By Mary Alice Murphy

Alex Brown, Silver City manager, said the whole recycling saga started about three months ago. "We took a load to Tucson and got a $4,000 bill. Before we had gotten a check for the materials. The following month, we were ready to take a delivery to Tucson, and we were informed that the company was no longer taking single-stream recycling products."

Brown said he called around, including to Albuquerque. They, too, were no longer taking in recycling from others. "In fact, they were stockpiling their recycled materials and received a citation from the state because of the large amount of materials they had."

"I called El Paso," Brown said. "They wouldn't even talk to us, because they were not taking new customers."

Part of the problem was that during this time, Brown went on a week's vacation. "But a few individuals called around. A woman called El Paso to ask if they were still taking plastics. The guy tells her, he'll take her plastics if she wants to bring them. She talked to the manager and he said since it was only one residential account, he would take it, 'if they want to bring it from Silver City, we'll take it'" he told Brown. "But he stuck by his reasoning of not taking new customers."

About that time, Brown was talking to Dora Gonzales, the Southwest Solid Waste Authority business manager. She said that when the town first started doing single-stream recycling, they were taking the materials to El Paso.

"So, I called the El Paso group back and told them that we were an existing customer," Brown said. "They checked their records and confirmed that we had an account. So, last Thursday, July 12, I talked to the owner who again said their policy was to only serve existing customers, but that we had an account. 'We'll take your recycling,' he told me."

The difference is that the town will be paying $25 a ton, "but the system will be exactly like it was before. Single-stream in the curbside bins. I will propose to the town that they raise the landfill fee by 90 cents a month."

When asked about those in the county and Mining District who recycle in the roll-off bins, Brown said nothing would change.

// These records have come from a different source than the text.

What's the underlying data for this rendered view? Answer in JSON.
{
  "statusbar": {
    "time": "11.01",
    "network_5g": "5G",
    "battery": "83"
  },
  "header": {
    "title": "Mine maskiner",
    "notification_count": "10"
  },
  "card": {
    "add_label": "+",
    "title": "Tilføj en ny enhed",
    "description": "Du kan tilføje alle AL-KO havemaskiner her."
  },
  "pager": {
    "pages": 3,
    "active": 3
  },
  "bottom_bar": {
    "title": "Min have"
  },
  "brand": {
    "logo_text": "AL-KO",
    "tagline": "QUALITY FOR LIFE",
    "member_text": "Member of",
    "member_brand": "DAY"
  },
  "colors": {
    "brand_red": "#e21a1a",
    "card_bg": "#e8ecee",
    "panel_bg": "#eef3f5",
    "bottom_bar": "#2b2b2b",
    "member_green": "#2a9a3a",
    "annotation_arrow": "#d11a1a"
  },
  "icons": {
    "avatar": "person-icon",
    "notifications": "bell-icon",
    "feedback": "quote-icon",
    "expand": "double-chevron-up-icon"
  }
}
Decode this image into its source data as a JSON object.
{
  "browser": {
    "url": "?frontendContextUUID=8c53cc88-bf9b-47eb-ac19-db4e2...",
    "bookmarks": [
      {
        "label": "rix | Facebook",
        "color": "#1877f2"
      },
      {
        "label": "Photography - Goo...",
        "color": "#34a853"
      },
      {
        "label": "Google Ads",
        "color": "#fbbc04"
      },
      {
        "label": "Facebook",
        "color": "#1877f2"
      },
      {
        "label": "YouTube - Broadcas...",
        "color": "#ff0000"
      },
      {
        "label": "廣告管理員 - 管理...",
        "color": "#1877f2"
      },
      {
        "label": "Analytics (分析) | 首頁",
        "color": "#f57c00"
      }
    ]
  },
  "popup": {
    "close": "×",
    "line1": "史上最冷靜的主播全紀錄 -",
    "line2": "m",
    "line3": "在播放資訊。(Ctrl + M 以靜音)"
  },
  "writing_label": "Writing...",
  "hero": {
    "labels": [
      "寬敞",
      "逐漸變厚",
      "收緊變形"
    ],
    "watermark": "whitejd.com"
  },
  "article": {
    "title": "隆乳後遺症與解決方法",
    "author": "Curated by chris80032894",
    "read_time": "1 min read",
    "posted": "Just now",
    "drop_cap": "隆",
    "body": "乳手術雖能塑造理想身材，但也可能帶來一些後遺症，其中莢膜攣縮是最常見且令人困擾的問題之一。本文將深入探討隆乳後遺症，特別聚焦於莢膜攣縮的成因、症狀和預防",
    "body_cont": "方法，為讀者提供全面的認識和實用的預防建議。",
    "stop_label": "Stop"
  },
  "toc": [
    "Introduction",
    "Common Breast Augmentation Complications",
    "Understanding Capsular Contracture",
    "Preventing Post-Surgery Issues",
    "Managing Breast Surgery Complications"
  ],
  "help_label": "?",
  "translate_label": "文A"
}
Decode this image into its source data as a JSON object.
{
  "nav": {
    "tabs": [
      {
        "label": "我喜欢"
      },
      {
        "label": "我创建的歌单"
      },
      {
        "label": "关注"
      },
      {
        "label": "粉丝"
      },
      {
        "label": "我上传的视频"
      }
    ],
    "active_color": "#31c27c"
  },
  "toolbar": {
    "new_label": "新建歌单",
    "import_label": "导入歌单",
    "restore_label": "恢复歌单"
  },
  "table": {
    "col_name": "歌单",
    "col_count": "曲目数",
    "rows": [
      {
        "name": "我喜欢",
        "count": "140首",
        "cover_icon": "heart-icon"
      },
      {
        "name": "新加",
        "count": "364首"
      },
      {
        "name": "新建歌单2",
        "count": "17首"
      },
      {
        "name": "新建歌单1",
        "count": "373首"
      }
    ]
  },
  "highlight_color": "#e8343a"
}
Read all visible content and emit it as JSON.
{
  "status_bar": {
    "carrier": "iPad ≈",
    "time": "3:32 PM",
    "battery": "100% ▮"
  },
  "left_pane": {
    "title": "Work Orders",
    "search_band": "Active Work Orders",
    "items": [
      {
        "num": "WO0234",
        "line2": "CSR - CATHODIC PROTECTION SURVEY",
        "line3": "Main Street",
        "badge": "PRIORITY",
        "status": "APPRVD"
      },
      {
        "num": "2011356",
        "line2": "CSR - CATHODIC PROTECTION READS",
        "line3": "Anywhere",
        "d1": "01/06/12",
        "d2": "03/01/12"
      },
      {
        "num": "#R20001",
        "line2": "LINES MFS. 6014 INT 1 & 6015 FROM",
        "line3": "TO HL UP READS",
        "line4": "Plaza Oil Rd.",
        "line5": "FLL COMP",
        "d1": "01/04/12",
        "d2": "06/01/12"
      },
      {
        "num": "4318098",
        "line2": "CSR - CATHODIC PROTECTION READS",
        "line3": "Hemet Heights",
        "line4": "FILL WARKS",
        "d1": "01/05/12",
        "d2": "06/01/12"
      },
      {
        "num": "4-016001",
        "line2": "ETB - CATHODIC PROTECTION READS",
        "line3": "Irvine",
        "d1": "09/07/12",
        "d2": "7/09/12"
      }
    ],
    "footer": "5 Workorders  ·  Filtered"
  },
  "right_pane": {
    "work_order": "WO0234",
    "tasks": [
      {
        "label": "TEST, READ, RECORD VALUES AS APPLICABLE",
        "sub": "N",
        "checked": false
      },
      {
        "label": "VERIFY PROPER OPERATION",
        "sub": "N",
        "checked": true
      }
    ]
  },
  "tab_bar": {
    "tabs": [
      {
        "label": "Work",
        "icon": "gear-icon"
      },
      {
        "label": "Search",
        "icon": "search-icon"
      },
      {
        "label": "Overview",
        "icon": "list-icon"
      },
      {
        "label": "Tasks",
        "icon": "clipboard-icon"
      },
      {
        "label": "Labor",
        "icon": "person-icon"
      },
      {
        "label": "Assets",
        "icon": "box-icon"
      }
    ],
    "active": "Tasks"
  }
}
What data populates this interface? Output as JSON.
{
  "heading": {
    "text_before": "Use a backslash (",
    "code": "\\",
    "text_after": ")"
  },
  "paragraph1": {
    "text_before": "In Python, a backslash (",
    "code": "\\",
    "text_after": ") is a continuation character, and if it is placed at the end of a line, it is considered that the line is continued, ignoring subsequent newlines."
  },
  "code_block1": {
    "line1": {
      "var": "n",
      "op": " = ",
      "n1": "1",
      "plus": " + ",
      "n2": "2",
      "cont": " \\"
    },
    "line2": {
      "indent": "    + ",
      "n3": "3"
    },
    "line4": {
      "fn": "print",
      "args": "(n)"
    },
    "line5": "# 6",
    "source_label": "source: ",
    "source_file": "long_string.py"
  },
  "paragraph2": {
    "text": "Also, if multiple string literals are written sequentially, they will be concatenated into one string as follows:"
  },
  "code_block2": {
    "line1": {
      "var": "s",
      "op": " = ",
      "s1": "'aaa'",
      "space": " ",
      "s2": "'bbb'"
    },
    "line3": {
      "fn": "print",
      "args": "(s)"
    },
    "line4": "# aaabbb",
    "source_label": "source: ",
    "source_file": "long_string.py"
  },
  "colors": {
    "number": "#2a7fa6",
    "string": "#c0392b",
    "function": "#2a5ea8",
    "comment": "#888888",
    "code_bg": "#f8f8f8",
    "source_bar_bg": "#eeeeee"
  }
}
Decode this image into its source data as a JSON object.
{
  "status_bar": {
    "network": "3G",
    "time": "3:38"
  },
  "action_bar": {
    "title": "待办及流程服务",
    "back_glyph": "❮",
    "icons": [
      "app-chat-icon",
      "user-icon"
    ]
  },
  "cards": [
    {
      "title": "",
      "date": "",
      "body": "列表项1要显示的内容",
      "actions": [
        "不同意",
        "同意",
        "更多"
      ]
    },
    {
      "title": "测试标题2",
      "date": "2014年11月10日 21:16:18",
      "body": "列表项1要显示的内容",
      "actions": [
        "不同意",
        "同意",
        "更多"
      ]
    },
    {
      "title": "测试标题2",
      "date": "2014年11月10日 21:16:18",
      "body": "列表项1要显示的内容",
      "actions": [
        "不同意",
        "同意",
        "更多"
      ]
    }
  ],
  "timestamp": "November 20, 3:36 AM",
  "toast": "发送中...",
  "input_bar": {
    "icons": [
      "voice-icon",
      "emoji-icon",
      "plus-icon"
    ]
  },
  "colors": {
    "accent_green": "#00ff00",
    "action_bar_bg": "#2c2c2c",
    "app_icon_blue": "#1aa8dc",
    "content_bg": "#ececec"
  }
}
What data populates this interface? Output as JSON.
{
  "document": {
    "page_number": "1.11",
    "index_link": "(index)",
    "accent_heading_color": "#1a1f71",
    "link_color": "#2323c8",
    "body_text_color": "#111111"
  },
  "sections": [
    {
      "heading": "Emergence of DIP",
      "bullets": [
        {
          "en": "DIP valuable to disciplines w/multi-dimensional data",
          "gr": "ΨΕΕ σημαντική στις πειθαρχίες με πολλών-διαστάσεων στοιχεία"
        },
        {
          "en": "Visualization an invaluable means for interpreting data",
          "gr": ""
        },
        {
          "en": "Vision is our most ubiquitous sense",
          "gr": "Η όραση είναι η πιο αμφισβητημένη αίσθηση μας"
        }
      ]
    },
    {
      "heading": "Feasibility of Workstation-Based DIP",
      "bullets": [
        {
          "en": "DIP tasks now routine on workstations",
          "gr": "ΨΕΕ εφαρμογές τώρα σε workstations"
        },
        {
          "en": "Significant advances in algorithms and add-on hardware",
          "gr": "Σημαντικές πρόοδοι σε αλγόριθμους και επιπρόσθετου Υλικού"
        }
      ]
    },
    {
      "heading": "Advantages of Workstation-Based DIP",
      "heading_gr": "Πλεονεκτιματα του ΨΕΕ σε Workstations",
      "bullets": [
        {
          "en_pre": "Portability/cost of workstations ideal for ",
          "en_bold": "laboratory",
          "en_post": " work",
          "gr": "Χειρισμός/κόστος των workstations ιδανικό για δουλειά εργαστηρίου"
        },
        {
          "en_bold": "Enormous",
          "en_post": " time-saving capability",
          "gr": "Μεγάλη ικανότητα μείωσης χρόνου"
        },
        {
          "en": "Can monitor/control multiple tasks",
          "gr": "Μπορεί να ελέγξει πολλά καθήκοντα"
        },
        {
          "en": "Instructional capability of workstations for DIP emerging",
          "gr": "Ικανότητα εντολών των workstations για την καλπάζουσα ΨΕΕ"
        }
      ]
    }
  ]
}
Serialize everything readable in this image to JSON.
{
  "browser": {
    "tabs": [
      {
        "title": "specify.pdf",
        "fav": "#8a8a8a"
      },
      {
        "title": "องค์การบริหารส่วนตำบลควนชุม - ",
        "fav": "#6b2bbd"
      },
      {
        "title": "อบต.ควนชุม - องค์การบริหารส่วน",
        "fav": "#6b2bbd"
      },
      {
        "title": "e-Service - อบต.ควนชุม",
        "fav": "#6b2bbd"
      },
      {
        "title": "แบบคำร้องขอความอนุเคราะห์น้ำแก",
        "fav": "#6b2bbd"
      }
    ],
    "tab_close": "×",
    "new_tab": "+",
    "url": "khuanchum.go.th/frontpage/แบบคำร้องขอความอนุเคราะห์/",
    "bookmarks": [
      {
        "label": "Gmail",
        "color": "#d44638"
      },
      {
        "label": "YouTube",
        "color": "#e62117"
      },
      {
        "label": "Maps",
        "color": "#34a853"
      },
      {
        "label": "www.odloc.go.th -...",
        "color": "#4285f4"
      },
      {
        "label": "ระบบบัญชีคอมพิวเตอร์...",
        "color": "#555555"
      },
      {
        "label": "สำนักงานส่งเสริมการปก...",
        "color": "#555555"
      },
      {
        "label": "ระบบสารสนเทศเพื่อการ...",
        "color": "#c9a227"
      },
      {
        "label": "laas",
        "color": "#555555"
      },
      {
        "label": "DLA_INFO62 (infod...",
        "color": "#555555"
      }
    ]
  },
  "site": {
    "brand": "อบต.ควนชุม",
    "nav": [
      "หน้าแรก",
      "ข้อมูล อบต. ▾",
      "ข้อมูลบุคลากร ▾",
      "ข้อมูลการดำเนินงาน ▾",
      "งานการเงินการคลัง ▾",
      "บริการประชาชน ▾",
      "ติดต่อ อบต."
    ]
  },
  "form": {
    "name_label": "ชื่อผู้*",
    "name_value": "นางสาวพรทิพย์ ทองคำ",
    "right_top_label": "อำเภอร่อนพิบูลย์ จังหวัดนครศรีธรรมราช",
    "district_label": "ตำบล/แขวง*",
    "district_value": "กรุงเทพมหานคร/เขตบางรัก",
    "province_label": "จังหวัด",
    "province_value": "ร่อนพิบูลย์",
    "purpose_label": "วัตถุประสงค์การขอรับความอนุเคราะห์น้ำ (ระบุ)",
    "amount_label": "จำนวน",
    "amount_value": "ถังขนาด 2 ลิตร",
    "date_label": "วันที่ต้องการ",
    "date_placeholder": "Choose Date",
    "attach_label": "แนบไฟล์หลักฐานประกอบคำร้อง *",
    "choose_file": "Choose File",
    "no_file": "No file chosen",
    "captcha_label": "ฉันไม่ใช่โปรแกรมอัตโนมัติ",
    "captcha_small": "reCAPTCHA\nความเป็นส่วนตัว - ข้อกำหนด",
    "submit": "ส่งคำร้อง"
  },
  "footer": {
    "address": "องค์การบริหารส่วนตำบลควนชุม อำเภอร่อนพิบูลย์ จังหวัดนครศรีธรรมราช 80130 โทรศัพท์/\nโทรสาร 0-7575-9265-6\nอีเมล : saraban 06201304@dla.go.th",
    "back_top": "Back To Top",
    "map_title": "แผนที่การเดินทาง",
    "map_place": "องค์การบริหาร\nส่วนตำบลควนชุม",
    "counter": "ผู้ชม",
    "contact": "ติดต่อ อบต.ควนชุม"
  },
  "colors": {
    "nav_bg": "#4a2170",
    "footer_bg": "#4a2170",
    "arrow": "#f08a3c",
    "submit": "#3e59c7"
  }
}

"The way the recycling contract is, Silver City pays the full bill at Southwest Solid Waste Authority," Brown said. "The town gets credit for the metals and materials that make money. The county and the Mining District get it for free, but the county and mining district municipalities make up a very small percentage of the recycling materials. We will not cut back on the roll-off bins. "

He said since the town did the curbside bins for recycling, the amounts of recycled materials have increased dramatically. "There is no market for glass anywhere, but the company in El Paso said it can make recycling successful, working with the markets for materials that can be reused."

As a member of the New Mexico Recycling Coalition, Brown receives newsletters and keeps up with market trends in the recycling business.

Brown said the town believes recycling is important enough to pay for shipping recyclables and paying for them.

"We're not cutting anything, but we can't guarantee, it will continue," Brown concluded.